Each painting takes form through a process of reconstruction. Objects — whether familial, archival, or entirely invented — become vessels of association, standing in for histories that are intimate yet uncertain. Many of these compositions are framed as open books, documents, or printed pages; they function as repositories where fragments of visual memory are gathered and reordered. By translating reference images into painted form, the artist lends materiality and historical weight to things that might otherwise remain intangible — to recollections that are poetic, unstable, or only half-remembered.
In Nocturnes, the book and the document serve not as sources of authority, but as imaginative frameworks through which meaning is negotiated. The artist’s engagement with textual and visual archives is not about verification, but about creating a space where truth and reverie coexist. The nocturnal setting thus becomes both literal and psychological: a metaphor for reflection, solitude, and the quiet work of reassembling the self through time.
Through this synthesis of memory and invention, Jia invites viewers into an intimate terrain — one that mirrors the interior rhythm of thought itself.
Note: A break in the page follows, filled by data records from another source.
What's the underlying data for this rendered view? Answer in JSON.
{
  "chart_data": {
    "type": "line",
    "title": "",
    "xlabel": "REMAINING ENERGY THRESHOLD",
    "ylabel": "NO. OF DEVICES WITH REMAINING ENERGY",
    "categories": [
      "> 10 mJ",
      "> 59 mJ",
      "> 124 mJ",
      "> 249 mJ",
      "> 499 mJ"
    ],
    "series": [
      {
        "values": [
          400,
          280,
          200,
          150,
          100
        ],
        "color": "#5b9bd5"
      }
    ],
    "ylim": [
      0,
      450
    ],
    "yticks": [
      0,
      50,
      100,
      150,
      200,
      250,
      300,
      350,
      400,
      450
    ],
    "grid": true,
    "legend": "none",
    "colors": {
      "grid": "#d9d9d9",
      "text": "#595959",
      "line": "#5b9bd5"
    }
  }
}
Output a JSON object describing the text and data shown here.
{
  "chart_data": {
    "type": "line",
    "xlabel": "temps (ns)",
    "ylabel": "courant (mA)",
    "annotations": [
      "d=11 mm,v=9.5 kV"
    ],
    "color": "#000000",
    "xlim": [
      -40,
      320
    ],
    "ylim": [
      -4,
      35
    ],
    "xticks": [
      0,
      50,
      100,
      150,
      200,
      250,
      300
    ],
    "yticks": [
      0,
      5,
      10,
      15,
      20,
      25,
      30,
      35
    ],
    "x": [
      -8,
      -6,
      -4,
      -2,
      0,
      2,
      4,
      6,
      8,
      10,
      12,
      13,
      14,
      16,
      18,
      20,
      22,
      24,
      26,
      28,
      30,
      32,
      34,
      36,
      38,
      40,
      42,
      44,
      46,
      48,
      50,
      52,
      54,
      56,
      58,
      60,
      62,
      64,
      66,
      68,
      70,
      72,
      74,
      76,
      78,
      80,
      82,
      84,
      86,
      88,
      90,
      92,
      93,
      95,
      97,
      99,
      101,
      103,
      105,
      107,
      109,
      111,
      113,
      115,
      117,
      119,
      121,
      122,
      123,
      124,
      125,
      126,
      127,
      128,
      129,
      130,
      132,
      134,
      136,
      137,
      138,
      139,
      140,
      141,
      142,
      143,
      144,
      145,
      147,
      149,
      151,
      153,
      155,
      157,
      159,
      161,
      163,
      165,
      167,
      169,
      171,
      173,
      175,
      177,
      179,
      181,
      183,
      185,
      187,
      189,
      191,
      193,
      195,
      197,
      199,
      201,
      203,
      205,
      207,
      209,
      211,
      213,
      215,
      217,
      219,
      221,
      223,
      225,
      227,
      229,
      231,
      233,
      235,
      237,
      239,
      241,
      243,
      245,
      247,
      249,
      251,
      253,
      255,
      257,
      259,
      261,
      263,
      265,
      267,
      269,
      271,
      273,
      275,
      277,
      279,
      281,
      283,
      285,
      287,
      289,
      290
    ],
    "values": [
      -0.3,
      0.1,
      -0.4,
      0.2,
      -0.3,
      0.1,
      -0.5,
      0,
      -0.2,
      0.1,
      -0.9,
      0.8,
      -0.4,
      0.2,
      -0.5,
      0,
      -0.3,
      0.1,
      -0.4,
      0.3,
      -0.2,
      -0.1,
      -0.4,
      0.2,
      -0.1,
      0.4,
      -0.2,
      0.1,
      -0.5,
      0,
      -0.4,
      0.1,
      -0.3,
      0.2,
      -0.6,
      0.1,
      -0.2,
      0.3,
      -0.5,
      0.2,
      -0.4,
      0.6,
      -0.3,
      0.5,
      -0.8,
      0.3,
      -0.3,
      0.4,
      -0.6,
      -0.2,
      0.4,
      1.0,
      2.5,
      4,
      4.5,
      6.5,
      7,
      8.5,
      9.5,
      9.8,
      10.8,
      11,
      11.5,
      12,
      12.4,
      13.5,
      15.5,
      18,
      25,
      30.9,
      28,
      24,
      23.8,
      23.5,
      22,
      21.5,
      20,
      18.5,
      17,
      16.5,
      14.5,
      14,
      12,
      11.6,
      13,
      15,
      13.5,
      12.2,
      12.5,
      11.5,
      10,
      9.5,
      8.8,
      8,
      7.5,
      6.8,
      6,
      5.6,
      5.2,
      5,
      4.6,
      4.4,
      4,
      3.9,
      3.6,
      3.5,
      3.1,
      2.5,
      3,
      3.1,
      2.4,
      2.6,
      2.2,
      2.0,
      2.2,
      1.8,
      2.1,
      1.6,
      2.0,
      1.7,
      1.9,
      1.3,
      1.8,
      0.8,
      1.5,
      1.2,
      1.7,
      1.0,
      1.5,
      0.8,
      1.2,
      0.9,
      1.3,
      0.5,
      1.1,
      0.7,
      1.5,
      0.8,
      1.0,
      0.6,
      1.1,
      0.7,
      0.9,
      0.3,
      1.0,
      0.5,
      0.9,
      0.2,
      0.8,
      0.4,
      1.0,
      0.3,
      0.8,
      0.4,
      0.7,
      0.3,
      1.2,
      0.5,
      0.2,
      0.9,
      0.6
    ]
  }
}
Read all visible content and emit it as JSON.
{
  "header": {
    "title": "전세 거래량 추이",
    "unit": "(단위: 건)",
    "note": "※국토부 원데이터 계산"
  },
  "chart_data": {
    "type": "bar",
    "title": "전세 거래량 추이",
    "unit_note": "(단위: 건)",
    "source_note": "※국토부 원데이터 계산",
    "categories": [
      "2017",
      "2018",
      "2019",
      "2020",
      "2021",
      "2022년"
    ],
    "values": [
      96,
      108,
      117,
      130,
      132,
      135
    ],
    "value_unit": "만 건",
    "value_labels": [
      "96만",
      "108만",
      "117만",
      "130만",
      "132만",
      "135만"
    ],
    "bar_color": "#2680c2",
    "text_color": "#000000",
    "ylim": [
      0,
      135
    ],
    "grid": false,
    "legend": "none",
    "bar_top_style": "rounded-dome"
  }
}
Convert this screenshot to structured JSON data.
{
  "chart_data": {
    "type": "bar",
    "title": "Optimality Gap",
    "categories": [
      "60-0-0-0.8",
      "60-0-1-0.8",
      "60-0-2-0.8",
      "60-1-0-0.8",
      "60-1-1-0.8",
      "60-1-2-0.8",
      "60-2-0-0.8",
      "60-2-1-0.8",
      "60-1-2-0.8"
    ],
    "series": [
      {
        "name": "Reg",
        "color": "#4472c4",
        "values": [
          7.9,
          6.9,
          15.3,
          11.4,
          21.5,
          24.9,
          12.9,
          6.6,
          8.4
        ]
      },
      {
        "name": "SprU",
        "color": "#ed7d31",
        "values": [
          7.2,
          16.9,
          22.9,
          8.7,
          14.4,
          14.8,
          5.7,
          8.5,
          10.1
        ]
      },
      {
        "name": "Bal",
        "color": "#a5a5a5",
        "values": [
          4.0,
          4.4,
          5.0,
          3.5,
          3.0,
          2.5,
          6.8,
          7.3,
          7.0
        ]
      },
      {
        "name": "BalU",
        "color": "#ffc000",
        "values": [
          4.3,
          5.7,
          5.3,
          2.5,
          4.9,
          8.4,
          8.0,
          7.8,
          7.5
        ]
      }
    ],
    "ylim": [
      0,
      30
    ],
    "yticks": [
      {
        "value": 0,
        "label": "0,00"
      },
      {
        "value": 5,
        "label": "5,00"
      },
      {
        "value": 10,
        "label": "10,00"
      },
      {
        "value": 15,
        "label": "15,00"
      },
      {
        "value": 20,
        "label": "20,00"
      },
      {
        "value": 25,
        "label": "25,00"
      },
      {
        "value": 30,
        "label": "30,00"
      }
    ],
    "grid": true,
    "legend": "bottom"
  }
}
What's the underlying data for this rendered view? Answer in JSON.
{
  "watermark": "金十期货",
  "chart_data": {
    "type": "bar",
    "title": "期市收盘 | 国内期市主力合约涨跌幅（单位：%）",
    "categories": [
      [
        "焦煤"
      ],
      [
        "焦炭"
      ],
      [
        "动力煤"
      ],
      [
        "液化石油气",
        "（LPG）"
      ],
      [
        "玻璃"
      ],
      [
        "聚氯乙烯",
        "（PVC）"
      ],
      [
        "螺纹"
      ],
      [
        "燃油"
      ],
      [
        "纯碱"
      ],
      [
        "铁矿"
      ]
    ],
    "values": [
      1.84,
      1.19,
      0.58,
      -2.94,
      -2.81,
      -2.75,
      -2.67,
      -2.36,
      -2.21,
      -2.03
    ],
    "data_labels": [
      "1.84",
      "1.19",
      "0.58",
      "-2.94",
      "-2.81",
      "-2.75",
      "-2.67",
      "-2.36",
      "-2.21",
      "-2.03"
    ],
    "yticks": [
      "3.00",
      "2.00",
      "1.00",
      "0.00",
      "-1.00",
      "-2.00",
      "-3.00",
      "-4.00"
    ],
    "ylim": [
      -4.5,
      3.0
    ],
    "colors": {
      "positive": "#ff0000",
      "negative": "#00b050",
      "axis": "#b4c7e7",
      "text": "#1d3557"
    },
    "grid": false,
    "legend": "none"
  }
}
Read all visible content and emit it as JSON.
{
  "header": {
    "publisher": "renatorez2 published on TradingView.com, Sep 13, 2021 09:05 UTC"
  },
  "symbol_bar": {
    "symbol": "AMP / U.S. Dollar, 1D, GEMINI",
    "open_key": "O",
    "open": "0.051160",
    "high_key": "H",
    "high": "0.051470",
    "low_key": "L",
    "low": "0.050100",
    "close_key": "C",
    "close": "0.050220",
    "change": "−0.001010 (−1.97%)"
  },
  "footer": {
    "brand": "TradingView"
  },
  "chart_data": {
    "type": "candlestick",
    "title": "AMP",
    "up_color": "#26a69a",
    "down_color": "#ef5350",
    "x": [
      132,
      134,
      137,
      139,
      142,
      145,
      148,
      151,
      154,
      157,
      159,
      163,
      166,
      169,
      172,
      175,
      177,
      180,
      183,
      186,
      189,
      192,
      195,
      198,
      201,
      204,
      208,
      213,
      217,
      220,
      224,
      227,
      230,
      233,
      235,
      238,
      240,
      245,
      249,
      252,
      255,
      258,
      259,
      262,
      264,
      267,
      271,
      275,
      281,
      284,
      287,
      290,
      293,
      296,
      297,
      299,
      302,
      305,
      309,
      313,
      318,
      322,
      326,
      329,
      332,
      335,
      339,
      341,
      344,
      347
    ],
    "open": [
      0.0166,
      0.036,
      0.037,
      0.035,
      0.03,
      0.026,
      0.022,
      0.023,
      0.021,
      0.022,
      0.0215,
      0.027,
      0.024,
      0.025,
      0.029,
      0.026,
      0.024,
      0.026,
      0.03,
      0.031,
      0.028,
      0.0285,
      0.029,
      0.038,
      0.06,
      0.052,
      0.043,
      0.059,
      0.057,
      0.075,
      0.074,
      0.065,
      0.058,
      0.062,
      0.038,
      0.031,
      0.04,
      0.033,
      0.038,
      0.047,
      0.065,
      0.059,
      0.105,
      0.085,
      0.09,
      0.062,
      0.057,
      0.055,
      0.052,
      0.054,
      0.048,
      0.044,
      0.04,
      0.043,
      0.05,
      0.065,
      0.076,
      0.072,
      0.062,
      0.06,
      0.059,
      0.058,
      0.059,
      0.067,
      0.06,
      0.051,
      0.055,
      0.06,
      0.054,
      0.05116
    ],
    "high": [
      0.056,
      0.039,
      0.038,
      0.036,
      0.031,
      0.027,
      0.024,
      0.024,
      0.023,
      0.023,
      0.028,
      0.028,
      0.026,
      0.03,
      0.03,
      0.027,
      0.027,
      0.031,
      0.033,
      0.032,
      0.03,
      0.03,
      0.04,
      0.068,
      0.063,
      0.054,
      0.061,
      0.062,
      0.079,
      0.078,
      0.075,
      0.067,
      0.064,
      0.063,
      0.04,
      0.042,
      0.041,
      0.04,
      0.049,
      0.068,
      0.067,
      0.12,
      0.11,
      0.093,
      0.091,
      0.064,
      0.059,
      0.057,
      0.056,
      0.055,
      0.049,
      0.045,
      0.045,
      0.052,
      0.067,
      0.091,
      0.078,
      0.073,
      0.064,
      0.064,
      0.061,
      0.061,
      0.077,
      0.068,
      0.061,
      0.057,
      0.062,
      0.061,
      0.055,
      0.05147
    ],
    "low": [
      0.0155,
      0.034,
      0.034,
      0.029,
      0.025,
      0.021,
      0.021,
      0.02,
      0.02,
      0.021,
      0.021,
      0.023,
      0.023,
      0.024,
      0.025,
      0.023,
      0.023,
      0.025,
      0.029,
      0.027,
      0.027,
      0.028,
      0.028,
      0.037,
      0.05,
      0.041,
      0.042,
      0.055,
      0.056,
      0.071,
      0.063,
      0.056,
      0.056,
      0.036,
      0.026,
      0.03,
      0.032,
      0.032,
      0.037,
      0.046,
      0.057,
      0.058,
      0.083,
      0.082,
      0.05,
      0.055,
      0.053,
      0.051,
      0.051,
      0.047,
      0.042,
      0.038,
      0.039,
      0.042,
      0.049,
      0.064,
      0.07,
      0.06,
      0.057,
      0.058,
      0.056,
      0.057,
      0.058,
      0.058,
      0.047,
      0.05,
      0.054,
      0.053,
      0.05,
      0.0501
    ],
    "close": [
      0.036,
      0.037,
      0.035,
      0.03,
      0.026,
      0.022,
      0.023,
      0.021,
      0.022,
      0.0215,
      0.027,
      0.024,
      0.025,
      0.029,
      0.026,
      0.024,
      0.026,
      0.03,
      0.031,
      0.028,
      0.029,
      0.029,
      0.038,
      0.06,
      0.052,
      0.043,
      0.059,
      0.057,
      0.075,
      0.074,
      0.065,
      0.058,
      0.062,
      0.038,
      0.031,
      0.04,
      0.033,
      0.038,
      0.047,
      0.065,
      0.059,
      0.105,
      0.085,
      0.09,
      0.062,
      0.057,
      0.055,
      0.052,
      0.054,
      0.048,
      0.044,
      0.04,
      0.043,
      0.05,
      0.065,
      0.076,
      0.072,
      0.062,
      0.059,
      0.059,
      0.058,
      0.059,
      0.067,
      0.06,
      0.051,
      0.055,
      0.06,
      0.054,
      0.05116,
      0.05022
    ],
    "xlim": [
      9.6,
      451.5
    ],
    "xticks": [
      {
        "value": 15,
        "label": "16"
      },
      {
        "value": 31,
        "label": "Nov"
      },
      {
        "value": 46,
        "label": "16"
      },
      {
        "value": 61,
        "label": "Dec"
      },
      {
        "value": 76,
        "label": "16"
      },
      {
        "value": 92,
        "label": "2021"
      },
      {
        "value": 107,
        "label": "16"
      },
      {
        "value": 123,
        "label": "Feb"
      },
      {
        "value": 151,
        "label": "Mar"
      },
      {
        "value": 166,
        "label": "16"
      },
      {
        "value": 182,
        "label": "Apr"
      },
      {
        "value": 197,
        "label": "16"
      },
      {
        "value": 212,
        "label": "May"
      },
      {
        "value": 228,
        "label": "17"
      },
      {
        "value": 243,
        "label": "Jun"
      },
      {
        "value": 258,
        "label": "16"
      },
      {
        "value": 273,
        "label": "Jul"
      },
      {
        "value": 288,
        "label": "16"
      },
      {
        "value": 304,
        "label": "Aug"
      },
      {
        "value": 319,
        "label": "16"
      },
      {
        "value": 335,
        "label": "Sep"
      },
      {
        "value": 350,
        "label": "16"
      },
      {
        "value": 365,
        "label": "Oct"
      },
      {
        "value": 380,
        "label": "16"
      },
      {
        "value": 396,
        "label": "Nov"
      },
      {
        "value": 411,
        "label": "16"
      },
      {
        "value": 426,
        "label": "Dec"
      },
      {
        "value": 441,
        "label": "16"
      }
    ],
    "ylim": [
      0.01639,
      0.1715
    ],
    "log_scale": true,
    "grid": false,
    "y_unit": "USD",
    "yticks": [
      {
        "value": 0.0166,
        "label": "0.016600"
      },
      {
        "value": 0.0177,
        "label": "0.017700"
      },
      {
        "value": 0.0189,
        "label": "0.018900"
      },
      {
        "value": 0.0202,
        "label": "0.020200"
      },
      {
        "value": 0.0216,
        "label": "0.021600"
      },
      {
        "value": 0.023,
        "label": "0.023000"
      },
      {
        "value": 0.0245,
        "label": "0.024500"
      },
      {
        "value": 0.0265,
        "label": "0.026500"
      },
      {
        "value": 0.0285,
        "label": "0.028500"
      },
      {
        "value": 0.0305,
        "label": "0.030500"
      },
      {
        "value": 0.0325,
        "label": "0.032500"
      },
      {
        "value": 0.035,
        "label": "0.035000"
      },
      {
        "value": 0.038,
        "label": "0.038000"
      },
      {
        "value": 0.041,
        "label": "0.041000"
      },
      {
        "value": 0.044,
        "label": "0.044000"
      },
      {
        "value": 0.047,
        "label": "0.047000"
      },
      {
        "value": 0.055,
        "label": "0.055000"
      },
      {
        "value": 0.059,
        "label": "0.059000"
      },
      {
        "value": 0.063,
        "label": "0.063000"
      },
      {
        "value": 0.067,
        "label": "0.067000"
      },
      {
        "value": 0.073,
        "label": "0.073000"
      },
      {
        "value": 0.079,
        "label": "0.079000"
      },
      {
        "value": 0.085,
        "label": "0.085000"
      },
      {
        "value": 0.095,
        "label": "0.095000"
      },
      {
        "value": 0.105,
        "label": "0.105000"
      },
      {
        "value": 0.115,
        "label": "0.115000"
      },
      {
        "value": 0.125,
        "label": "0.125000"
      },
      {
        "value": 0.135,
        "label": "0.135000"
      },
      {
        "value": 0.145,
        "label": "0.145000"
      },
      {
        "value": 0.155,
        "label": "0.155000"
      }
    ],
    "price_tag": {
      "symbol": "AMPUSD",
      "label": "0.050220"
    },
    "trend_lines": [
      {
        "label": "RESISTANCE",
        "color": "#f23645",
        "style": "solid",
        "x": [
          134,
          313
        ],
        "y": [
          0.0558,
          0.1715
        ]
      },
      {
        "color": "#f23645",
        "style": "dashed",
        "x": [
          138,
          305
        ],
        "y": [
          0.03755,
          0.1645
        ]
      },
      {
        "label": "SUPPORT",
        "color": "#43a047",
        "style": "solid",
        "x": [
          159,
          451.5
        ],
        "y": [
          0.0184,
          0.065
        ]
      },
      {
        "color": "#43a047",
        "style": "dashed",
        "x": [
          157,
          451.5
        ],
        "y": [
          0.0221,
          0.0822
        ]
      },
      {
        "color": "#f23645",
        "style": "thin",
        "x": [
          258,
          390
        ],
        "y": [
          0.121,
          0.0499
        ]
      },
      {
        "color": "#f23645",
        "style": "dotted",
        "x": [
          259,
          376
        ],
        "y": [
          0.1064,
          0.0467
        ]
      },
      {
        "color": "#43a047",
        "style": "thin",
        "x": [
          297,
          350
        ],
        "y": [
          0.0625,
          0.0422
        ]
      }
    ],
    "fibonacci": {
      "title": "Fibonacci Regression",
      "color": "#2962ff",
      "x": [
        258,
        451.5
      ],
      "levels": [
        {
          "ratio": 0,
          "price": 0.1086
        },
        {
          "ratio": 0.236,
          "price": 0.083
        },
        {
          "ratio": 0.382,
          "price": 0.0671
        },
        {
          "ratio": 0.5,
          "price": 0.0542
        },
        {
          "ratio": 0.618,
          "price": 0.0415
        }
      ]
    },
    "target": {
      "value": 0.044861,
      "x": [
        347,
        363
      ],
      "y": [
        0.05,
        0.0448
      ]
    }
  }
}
Like the hours after nightfall, when the boundaries between fact and imagination blur, Nocturnes proposes that the act of remembering is never fixed, but always unfolding, like the slow fading of light across a page.
About the Artist
Olivia Jia (b. 1994, Chicago, IL) is a Philadelphia-based artist. She received a BFA from the University of the Arts, Philadelphia in 2017. Honors include the Ellen Battell Stoeckel Fellowship to attend the Yale Norfolk Summer School of Art in 2015 and the President’s Award at the University of the Arts. Recent solo exhibitions include Nine Motifs, Fleisher/Ollman, Philadelphia, PA (2023). Perimeter at Margot Samel, New York, NY (2023) and Ex Libris at Workplace, London, UK (2022).
Her works are held in public collections including the Brooklyn Museum (NY, USA), MIMA (Middlesbrough Institute of Modern Art, UK), Penn Medicine: University of Pennsylvania (PA, USA), Palm Springs Art Museum (CA, USA), Huamao Museum (Suzhou, China), The Bunker (West Palm Beach, USA), and Zuzeum Art Center (Riga, Latvia).